No canonical non-quadratic residue for primes $\equiv 1 \bmod 8$?
Let $p$ be an odd prime number.
- If $p \equiv 3 \bmod 8$ or $p \equiv 5 \bmod 8$, $2$ is not a square mod $p$.
- If $p \equiv 3 \bmod 8$ or $p \equiv 7 \bmod 8$, $-1$ is not a square mod $p$.
If $p \equiv 1 \bmod 8$, there seems to be no way to choose a single $n \in \mathbb{Z}$ such that $n$ is not a square mod $p$ regardless of the choice of $p$. Can one prove that this is not the case? What if we continue searching for residues mod 16?
In fact, the more general question I would like to know the answer to, is the following: Can there be a finite set of natural numbers $S$ such that that for each prime number $p$, there exists an $n \in S$ such that $n$ is not a square mod $p$?

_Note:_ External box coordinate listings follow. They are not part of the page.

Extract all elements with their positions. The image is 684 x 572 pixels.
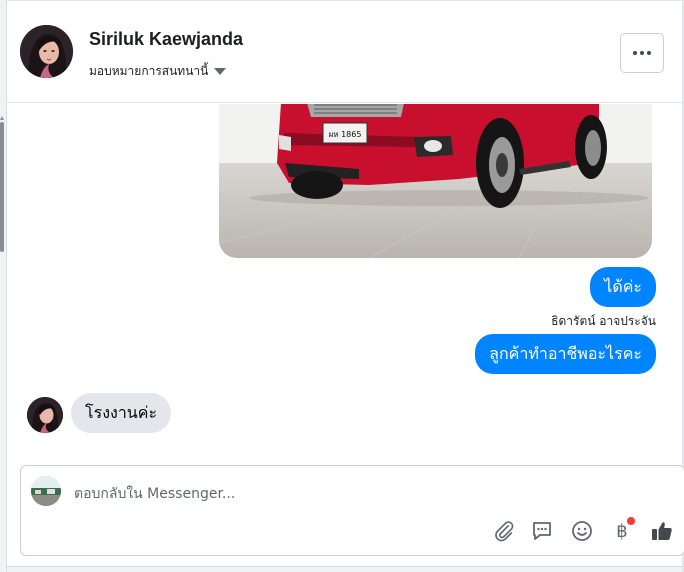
message-outgoing-2[interactable]: ลูกค้าทำอาชีพอะไรคะ — [475, 334, 656, 374]
attachment-icon — [493, 520, 515, 542]
more-dots-icon — [633, 51, 637, 55]
notification-dot — [627, 517, 635, 525]
message-thread[interactable]: ผห 1865 ได้ค่ะ ธิดารัตน์ อาจประจัน ลูกค้… — [7, 104, 682, 459]
emoji-icon — [570, 519, 594, 543]
message-incoming-1[interactable]: โรงงานค่ะ — [71, 393, 172, 433]
svg-text:ผห 1865: ผห 1865 — [329, 130, 362, 139]
contact-avatar[interactable] — [20, 25, 73, 78]
payment-button[interactable]: ฿ — [609, 517, 635, 544]
more-dot — [647, 51, 651, 55]
message-composer: ฿ — [20, 465, 684, 556]
attachment-button[interactable] — [491, 518, 517, 544]
scroll-up-arrow[interactable] — [0, 116, 4, 120]
caret-down-icon — [214, 68, 227, 75]
reply-input[interactable] — [74, 483, 634, 505]
assign-conversation-dropdown[interactable]: มอบหมายการสนทนานี้ — [89, 62, 227, 81]
like-button[interactable] — [649, 518, 675, 544]
saved-replies-button[interactable] — [529, 518, 555, 544]
contact-avatar-small[interactable] — [27, 397, 63, 433]
more-options-button[interactable] — [620, 33, 664, 73]
contact-name[interactable]: Siriluk Kaewjanda — [89, 29, 243, 50]
assign-conversation-label: มอบหมายการสนทนานี้ — [89, 64, 209, 78]
more-dot — [640, 51, 644, 55]
page-avatar — [31, 476, 61, 506]
baht-payment-icon: ฿ — [616, 520, 628, 542]
left-panel-edge — [0, 0, 7, 572]
conversation-header: Siriluk Kaewjanda มอบหมายการสนทนานี้ — [7, 1, 682, 103]
message-outgoing-1[interactable]: ได้ค่ะ — [590, 267, 656, 307]
bottom-edge — [7, 566, 682, 572]
emoji-button[interactable] — [569, 518, 595, 544]
like-icon — [650, 519, 674, 543]
left-scrollbar[interactable] — [0, 122, 4, 252]
car-photo-attachment[interactable]: ผห 1865 — [219, 104, 652, 258]
message-sender-name: ธิดารัตน์ อาจประจัน — [551, 314, 656, 328]
saved-reply-icon — [530, 519, 554, 543]
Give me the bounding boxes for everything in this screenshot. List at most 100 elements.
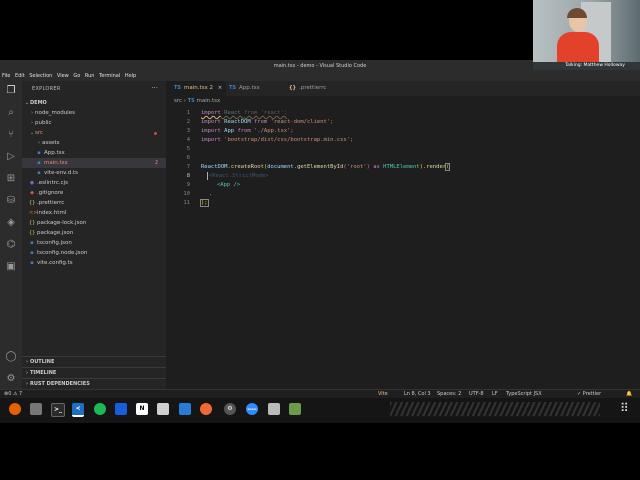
tree-item-gitignore[interactable]: ◆ .gitignore [22, 188, 166, 198]
extensions-icon[interactable]: ⊞ [5, 173, 17, 185]
search-icon[interactable]: ⌕ [5, 107, 17, 119]
tab-label: App.tsx [239, 85, 260, 91]
code-line-8[interactable]: <React.StrictMode> [209, 172, 269, 181]
typescript-file-icon: ▪ [30, 260, 34, 266]
remote-explorer-icon[interactable]: ◈ [5, 217, 17, 229]
eslint-icon: ◉ [29, 180, 35, 186]
menu-edit[interactable]: Edit [15, 73, 25, 79]
code-token: document [267, 164, 294, 170]
docs-icon[interactable] [157, 403, 169, 415]
tab-main-tsx[interactable]: TS main.tsx 2 × [166, 81, 226, 96]
menu-go[interactable]: Go [73, 73, 80, 79]
code-line-7[interactable]: ReactDOM.createRoot(document.getElementB… [201, 163, 451, 172]
document-viewer-icon[interactable] [179, 403, 191, 415]
tree-item-src[interactable]: ⌄src [22, 128, 166, 138]
tab-label: .prettierrc [299, 85, 327, 91]
tree-item-prettierrc[interactable]: {} .prettierrc [22, 198, 166, 208]
tree-item-package-lock[interactable]: {} package-lock.json [22, 218, 166, 228]
settings-icon[interactable]: ⚙ [224, 403, 236, 415]
tsconfig-icon: ▪ [30, 250, 34, 256]
tree-item-label: package-lock.json [37, 220, 87, 226]
code-token: 'react'; [257, 110, 288, 116]
code-token: as [373, 164, 380, 170]
line-number: 6 [186, 155, 190, 161]
menu-file[interactable]: File [2, 73, 10, 79]
tab-app-tsx[interactable]: TS App.tsx [221, 81, 285, 96]
archive-icon[interactable] [289, 403, 301, 415]
json-icon[interactable]: ▣ [5, 261, 17, 273]
outline-panel-header[interactable]: › OUTLINE [22, 356, 166, 367]
tree-item-label: public [35, 120, 52, 126]
tree-item-app-tsx[interactable]: ▪ App.tsx [22, 148, 166, 158]
braces-icon: {} [289, 85, 297, 91]
tree-item-label: package.json [37, 230, 74, 236]
tree-item-node-modules[interactable]: › node_modules [22, 108, 166, 118]
kubernetes-icon[interactable]: ⌬ [5, 239, 17, 251]
breadcrumb-file[interactable]: main.tsx [197, 98, 221, 104]
tree-item-tsconfig-node[interactable]: ▪ tsconfig.node.json [22, 248, 166, 258]
typescript-file-icon: ▪ [37, 150, 41, 156]
menu-view[interactable]: View [57, 73, 69, 79]
tree-item-vite-env[interactable]: ▪ vite-env.d.ts [22, 168, 166, 178]
code-line-10[interactable]: , [209, 190, 212, 199]
html-icon: <> [29, 210, 38, 216]
explorer-icon[interactable]: ❐ [5, 85, 17, 97]
tree-item-label: .gitignore [37, 190, 64, 196]
timeline-panel-header[interactable]: › TIMELINE [22, 367, 166, 378]
code-line-11[interactable]: ); [200, 199, 209, 208]
more-actions-icon[interactable]: ··· [151, 84, 158, 92]
files-icon[interactable] [30, 403, 42, 415]
tree-item-label: main.tsx [44, 160, 68, 166]
code-token: from [244, 110, 258, 116]
tree-root-label: DEMO [30, 100, 47, 106]
person-shirt [557, 32, 599, 62]
menu-terminal[interactable]: Terminal [99, 73, 120, 79]
code-token: ); [200, 199, 209, 207]
run-debug-icon[interactable]: ▷ [5, 151, 17, 163]
spotify-icon[interactable] [94, 403, 106, 415]
tree-item-public[interactable]: › public [22, 118, 166, 128]
notion-icon[interactable]: N [136, 403, 148, 415]
code-line-3[interactable]: import App from './App.tsx'; [201, 127, 294, 136]
code-line-4[interactable]: import 'bootstrap/dist/css/bootstrap.min… [201, 136, 353, 145]
postman-icon[interactable] [200, 403, 212, 415]
line-number: 7 [186, 164, 190, 170]
files2-icon[interactable] [268, 403, 280, 415]
code-token: import [201, 128, 221, 134]
code-line-1[interactable]: import React from 'react'; [201, 109, 287, 118]
tree-item-vite-config[interactable]: ▪ vite.config.ts [22, 258, 166, 268]
source-control-icon[interactable]: ⑂ [5, 129, 17, 141]
tree-item-label: assets [42, 140, 60, 146]
tree-item-assets[interactable]: › assets [22, 138, 166, 148]
firefox-icon[interactable] [9, 403, 21, 415]
gear-icon[interactable]: ⚙ [5, 373, 17, 385]
account-icon[interactable]: ◯ [5, 351, 17, 363]
vscode-icon[interactable]: ≺ [72, 403, 84, 417]
code-token: 'bootstrap/dist/css/bootstrap.min.css'; [220, 137, 354, 143]
terminal-icon[interactable]: >_ [51, 403, 65, 417]
line-number: 11 [183, 200, 190, 206]
menu-help[interactable]: Help [125, 73, 136, 79]
tree-item-package-json[interactable]: {} package.json [22, 228, 166, 238]
editor-area: TS main.tsx 2 × TS App.tsx {} .prettierrc s… [166, 81, 640, 401]
code-token: import [201, 119, 221, 125]
tree-item-index-html[interactable]: <>index.html [22, 208, 166, 218]
database-icon[interactable]: ⛁ [5, 195, 17, 207]
zoom-icon[interactable]: zoom [246, 403, 258, 415]
tree-item-eslintrc[interactable]: ◉ .eslintrc.cjs [22, 178, 166, 188]
tree-item-tsconfig[interactable]: ▪ tsconfig.json [22, 238, 166, 248]
bitwarden-icon[interactable] [115, 403, 127, 415]
tree-item-label: .eslintrc.cjs [37, 180, 69, 186]
rust-dependencies-panel-header[interactable]: › RUST DEPENDENCIES [22, 378, 166, 389]
code-line-2[interactable]: import ReactDOM from 'react-dom/client'; [201, 118, 333, 127]
breadcrumb-folder[interactable]: src [174, 98, 182, 104]
tree-root[interactable]: ⌄DEMO [22, 98, 166, 108]
tree-item-main-tsx[interactable]: ▪ main.tsx 2 [22, 158, 166, 168]
menu-selection[interactable]: Selection [29, 73, 52, 79]
code-token: ( [445, 163, 451, 171]
menu-run[interactable]: Run [85, 73, 95, 79]
grid-apps-icon[interactable]: ⠿ [620, 401, 636, 417]
code-token: './App.tsx'; [250, 128, 294, 134]
code-line-9[interactable]: <App /> [217, 181, 240, 190]
tab-prettierrc[interactable]: {} .prettierrc [281, 81, 349, 96]
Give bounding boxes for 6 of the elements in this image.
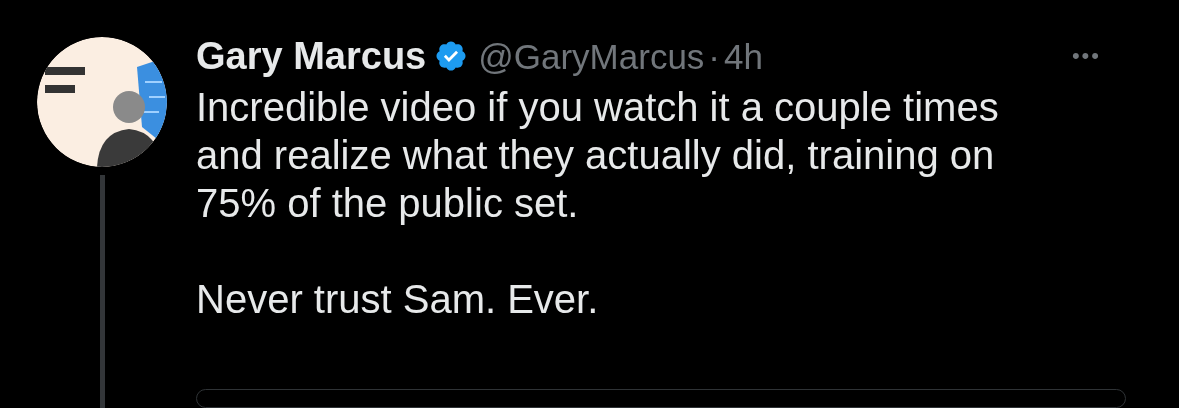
timestamp[interactable]: 4h [724,38,763,74]
more-button[interactable]: ••• [1071,45,1101,67]
author-handle[interactable]: @GaryMarcus [478,38,705,74]
author-name[interactable]: Gary Marcus [196,37,427,75]
tweet-text: Incredible video if you watch it a couple times and realize what they actually did, training on 75% of the public set. Never trust Sam. Ever. [196,84,1000,323]
separator: · [708,38,720,74]
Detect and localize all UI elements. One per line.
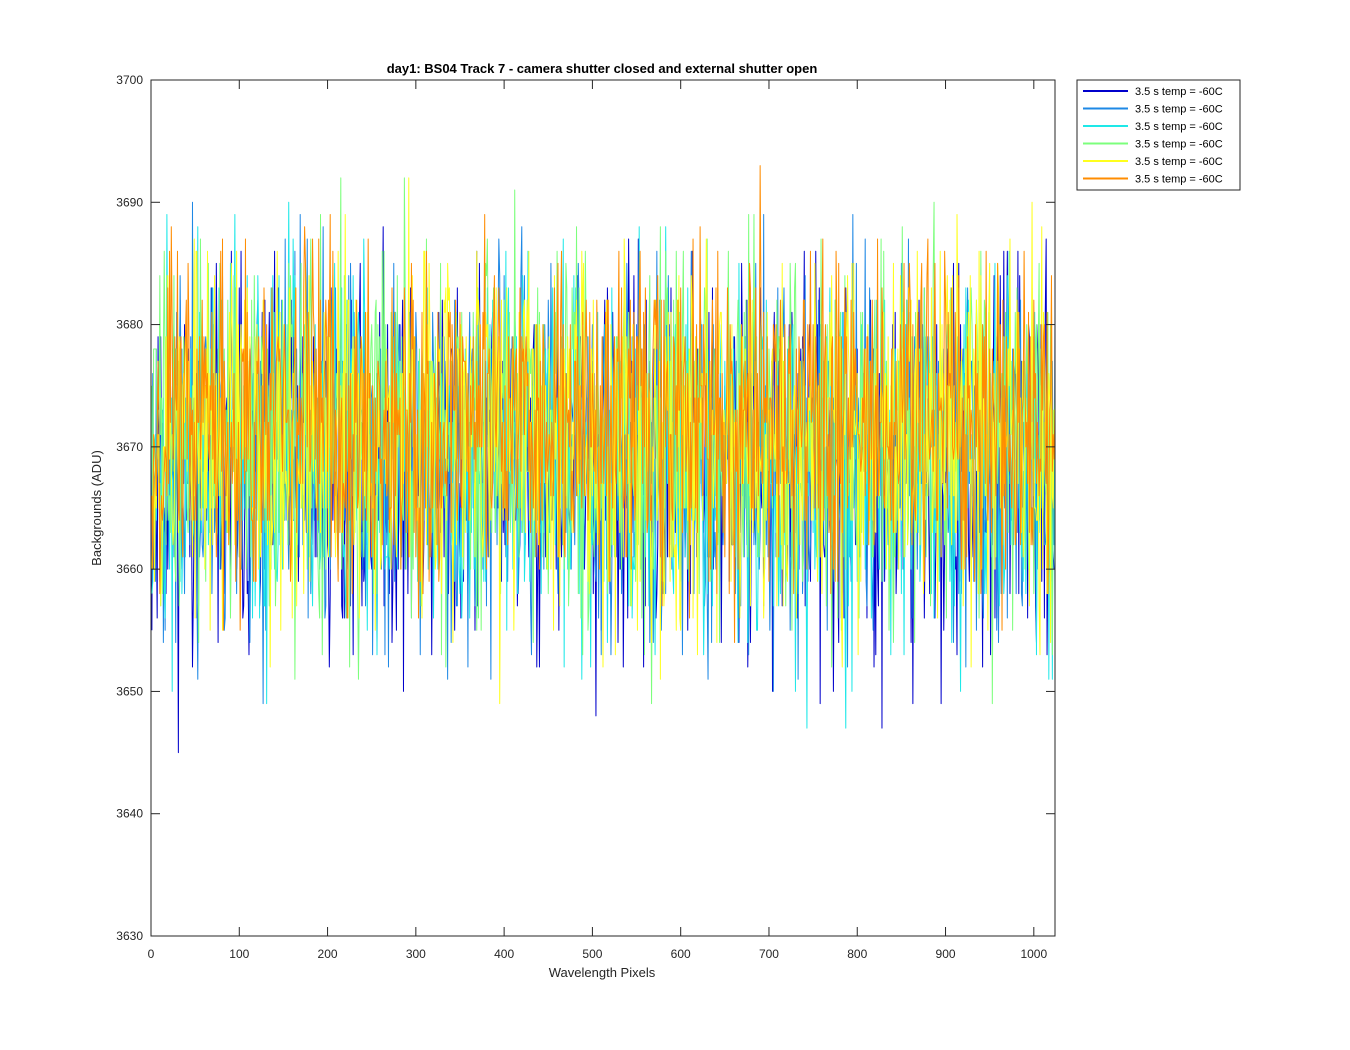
line-chart: day1: BS04 Track 7 - camera shutter clos… [89, 61, 1241, 980]
x-tick-label: 600 [671, 947, 691, 961]
legend-label-3: 3.5 s temp = -60C [1135, 121, 1223, 133]
series-layer [151, 165, 1056, 754]
legend-label-6: 3.5 s temp = -60C [1135, 174, 1223, 186]
x-tick-label: 200 [318, 947, 338, 961]
x-tick-label: 500 [582, 947, 602, 961]
chart-title: day1: BS04 Track 7 - camera shutter clos… [387, 61, 818, 76]
x-tick-label: 300 [406, 947, 426, 961]
y-tick-label: 3650 [116, 684, 143, 698]
y-axis-title: Backgrounds (ADU) [89, 450, 104, 566]
x-tick-label: 400 [494, 947, 514, 961]
y-tick-label: 3680 [116, 318, 143, 332]
x-tick-label: 100 [229, 947, 249, 961]
legend-label-4: 3.5 s temp = -60C [1135, 139, 1223, 151]
x-tick-label: 800 [847, 947, 867, 961]
x-tick-label: 0 [148, 947, 155, 961]
legend-label-2: 3.5 s temp = -60C [1135, 104, 1223, 116]
y-tick-label: 3670 [116, 440, 143, 454]
y-tick-label: 3660 [116, 562, 143, 576]
y-tick-label: 3700 [116, 73, 143, 87]
x-tick-label: 1000 [1020, 947, 1047, 961]
legend-label-1: 3.5 s temp = -60C [1135, 86, 1223, 98]
y-tick-label: 3640 [116, 807, 143, 821]
x-tick-label: 900 [936, 947, 956, 961]
x-axis-title: Wavelength Pixels [549, 965, 656, 980]
x-tick-label: 700 [759, 947, 779, 961]
y-tick-label: 3630 [116, 929, 143, 943]
legend: 3.5 s temp = -60C 3.5 s temp = -60C 3.5 s … [1076, 79, 1241, 191]
y-tick-label: 3690 [116, 195, 143, 209]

In other words given a finite set of numbers $S$ find a prime $p$ such that for all $n\in S$, $n$ is a quadratic residue modulo $p$. Now from quadratic reciprocity we have that
$$\left(\frac{n}{p}\right)=1 \Leftrightarrow p\equiv a_i \text{ (mod $4n$)}$$ where $a_i$ are some numbers depending on $n$.
It then follows from Dirichlet's theorem on primes in an arithmetic progression that there are infinitely many such primes.
A simple consequence of quadratic reciprocity is that if $n$ is odd, then $$p \equiv 1 \pmod{4n} \implies \left(\frac{n}{p}\right)=1.$$
Pair this together with $p \equiv 1 \pmod 8 \implies \left(\frac{-1}{p}\right)=\left(\frac{2}{p}\right)=1$, and it's easy to see that for any finite set $S$, we can take $N$ to be the lcm of all elements of $S$, and then for any prime $p \equiv 1 \pmod{8N}$ the entirety of $S$ will be quadratic residues modulo $p$.
This also helps to explain why you are having particular difficulty finding a generic non-residue for primes congruent to $1$ mod $8$.